The most recent committee opinion on choosing a hysterectomy route from the American College of Obstetricians and Gynecologists (ACOG) to touch on the issue states that, “the decision to perform a hysterectomy via [minimally invasive surgery] (with or without morcellation) is based on a patient evaluation, including the patient’s history and general health, tests, and procedures, such as pre-surgery biopsies. The evaluation and diagnostic process also provides an opportunity to identify any cautions or contraindications, such as finding a gynecological cancer.”4

Now that open power morcellation appears to be receding as an option for minimally invasive gynecologic surgeons, what is the best approach?

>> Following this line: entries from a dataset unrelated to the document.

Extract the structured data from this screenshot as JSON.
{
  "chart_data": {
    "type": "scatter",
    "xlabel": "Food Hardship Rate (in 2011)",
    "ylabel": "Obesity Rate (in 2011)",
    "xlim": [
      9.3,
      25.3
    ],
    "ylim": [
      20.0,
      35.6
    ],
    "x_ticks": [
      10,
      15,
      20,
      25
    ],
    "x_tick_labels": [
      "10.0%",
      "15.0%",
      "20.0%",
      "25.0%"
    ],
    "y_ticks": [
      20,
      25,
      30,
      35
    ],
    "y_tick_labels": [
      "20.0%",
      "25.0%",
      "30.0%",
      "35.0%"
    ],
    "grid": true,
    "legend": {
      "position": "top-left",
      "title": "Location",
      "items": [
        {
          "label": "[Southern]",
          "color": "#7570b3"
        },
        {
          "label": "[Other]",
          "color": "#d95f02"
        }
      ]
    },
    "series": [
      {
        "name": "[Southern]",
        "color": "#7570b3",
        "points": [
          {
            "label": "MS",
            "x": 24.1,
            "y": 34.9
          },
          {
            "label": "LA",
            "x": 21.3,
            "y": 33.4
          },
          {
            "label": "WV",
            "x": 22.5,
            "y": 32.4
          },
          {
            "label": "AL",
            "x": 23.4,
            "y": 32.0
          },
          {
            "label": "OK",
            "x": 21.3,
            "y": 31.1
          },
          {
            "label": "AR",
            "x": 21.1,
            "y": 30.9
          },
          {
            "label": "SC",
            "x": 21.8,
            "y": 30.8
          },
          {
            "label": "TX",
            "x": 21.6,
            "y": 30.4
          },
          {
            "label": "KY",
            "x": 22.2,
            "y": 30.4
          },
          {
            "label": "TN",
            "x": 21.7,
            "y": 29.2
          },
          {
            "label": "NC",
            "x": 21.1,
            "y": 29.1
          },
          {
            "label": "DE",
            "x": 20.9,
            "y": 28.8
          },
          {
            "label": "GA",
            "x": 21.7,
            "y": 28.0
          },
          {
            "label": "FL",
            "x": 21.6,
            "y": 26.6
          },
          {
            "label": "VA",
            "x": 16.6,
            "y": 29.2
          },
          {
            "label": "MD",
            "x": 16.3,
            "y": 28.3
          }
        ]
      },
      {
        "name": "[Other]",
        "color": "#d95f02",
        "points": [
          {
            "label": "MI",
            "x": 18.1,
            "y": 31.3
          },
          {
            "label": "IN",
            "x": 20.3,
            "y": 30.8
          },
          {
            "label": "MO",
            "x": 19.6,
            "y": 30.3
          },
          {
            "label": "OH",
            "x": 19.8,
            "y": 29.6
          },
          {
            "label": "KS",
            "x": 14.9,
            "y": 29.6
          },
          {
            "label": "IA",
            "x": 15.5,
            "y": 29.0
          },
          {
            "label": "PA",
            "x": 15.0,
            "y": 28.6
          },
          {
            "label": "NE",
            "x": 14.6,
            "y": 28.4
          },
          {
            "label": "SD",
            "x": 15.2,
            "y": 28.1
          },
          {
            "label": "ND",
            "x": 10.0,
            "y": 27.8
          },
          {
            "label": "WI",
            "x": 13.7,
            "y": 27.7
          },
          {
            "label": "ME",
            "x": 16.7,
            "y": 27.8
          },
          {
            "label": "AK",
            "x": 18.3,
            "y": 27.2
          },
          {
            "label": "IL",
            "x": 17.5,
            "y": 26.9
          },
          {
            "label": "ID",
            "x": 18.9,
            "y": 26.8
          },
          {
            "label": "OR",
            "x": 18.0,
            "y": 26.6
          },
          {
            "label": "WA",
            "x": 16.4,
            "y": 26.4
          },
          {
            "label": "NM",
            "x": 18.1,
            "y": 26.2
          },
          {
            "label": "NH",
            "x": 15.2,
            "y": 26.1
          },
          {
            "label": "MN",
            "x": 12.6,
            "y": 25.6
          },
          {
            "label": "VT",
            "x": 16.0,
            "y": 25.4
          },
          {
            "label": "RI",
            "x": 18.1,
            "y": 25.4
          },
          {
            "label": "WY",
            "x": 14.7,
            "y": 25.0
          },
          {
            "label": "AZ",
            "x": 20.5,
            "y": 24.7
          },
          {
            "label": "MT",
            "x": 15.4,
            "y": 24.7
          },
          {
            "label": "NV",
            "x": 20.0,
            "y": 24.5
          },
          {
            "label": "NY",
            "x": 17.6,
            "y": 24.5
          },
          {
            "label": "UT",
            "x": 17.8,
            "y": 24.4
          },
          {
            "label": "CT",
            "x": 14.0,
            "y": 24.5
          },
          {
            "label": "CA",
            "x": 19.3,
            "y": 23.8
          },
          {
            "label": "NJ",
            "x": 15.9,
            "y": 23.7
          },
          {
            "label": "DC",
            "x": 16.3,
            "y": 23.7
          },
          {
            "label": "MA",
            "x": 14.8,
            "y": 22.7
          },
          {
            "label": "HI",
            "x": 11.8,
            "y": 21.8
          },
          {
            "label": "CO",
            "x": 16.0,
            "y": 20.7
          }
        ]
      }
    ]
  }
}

In its position statement, the SGO recommends that, “Patients being considered for minimally invasive surgery performed by laparoscopic or robotic techniques who might require intracorporeal morcellation should be appropriately evaluated for the possibility of coexisting uterine or cervical malignancy. Other options to intracorporeal morcellation include removing the uterus through a mini-laparotomy or morcellating the uterus inside a laparoscopic bag.”2

K. Anthony Shibley, MD, a Minneapolis-area ObGyn, has developed a novel strategy to prevent tissue dissemination during open power morcellation. His strategy involves utilization of a large bowel isolation bag. For more on this approach, click here.

AAGL is in the process of formulating a policy on the use of open power morcellation. ACOG has not signaled its intent to weigh in on the issue.

Brigham and Women’s Hospital intends to carefully review requests for permission to utilize open power morcellation on a case-by-case basis, provided the surgeon presents all case details and a rationale for exemption from the new rule.